The Insight (Rule of Thumb)
- Action: Do not use `gaussian_kde` as a distribution in HMASynthesizer. Use `beta` (default), `truncnorm`, `norm`, `gamma`, or `uniform` instead.
- Value: Default distribution is `beta` for standalone GaussianCopula; HMA child tables also default to `beta`.

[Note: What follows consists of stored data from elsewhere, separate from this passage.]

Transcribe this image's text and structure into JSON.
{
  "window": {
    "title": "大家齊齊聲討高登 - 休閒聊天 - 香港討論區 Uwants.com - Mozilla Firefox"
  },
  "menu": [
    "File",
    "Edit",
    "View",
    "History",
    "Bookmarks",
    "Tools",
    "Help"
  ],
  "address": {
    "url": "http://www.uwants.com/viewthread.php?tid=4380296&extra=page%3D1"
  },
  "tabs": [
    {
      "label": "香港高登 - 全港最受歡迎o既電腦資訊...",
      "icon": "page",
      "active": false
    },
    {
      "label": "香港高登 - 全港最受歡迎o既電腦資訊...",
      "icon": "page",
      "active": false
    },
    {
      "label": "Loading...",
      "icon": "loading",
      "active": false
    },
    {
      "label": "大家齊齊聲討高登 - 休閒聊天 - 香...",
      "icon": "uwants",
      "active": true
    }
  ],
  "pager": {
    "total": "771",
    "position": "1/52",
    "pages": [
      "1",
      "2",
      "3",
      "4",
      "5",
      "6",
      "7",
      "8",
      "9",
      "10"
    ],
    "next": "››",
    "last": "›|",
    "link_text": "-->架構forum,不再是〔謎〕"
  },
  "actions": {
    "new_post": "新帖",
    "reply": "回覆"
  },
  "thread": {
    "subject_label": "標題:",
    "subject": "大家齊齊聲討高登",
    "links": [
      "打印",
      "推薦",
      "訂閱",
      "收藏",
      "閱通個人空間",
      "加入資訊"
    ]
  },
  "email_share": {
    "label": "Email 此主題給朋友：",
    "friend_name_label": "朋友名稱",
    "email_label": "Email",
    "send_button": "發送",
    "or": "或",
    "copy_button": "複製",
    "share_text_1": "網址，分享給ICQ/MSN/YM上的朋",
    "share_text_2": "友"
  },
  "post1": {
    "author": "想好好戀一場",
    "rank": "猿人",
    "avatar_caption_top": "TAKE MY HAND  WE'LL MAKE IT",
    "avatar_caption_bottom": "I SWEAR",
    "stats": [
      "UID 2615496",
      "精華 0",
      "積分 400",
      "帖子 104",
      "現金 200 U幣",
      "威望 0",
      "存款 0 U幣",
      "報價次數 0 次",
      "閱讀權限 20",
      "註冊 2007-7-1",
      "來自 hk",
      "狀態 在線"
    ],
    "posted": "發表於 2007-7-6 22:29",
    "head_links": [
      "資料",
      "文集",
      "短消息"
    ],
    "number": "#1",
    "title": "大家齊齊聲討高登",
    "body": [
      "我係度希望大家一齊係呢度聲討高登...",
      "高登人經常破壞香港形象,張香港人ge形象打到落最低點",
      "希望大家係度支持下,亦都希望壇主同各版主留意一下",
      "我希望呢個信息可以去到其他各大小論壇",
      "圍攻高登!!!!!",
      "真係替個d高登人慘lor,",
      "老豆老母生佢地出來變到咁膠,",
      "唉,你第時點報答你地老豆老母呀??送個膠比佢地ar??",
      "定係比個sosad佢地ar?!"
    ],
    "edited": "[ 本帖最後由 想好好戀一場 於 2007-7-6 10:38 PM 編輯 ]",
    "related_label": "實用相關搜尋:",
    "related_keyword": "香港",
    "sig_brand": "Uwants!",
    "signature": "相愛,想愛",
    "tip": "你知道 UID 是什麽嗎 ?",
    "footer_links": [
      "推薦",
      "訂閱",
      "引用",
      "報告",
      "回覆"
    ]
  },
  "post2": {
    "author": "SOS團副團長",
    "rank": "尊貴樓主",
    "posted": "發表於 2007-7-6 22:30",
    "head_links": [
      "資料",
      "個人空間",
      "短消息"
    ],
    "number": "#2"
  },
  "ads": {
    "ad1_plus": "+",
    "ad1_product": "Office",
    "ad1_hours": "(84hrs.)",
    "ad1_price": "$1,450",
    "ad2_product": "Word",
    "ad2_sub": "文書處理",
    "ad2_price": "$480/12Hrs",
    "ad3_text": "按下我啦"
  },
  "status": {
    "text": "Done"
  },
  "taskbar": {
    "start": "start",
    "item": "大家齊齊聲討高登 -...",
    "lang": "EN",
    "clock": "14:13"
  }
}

- Trade-off: Parametric distributions may not fit all data shapes as flexibly as KDE, but they are required for multi-table hierarchical modeling and parameter extraction.
Reasoning
HMASynthesizer works by fitting GaussianCopula models to child tables, then extracting their learned distribution parameters and appending them as extended columns to the parent table. This requires each distribution to produce a fixed-size parameter vector. Since `gaussian_kde` stores the entire kernel density (non-parametric), it cannot produce a fixed parameter vector, breaking the HMA pipeline.
Code Evidence
Incompatibility check from `sdv/multi_table/hma.py:218-227`:
has_gaussian_kde = any(
dist == 'gaussian_kde'
for dist in table_parameters.get('numerical_distributions', {}).values()
)
if table_parameters.get('default_distribution') == 'gaussian_kde' or has_gaussian_kde:
raise SynthesizerInputError(
"The 'gaussian_kde' is not compatible with the HMA algorithm. Please choose a "
"different distribution such as 'beta' or 'truncnorm'. Or try a different "
'algorithm such as HSA.'
)
Documentation warning from `sdv/single_table/copulas.py:54-56`:
* ``gaussian_kde``: Use a GaussianKDE distribution. This model is non-parametric,
so using this will make ``get_parameters`` unusable.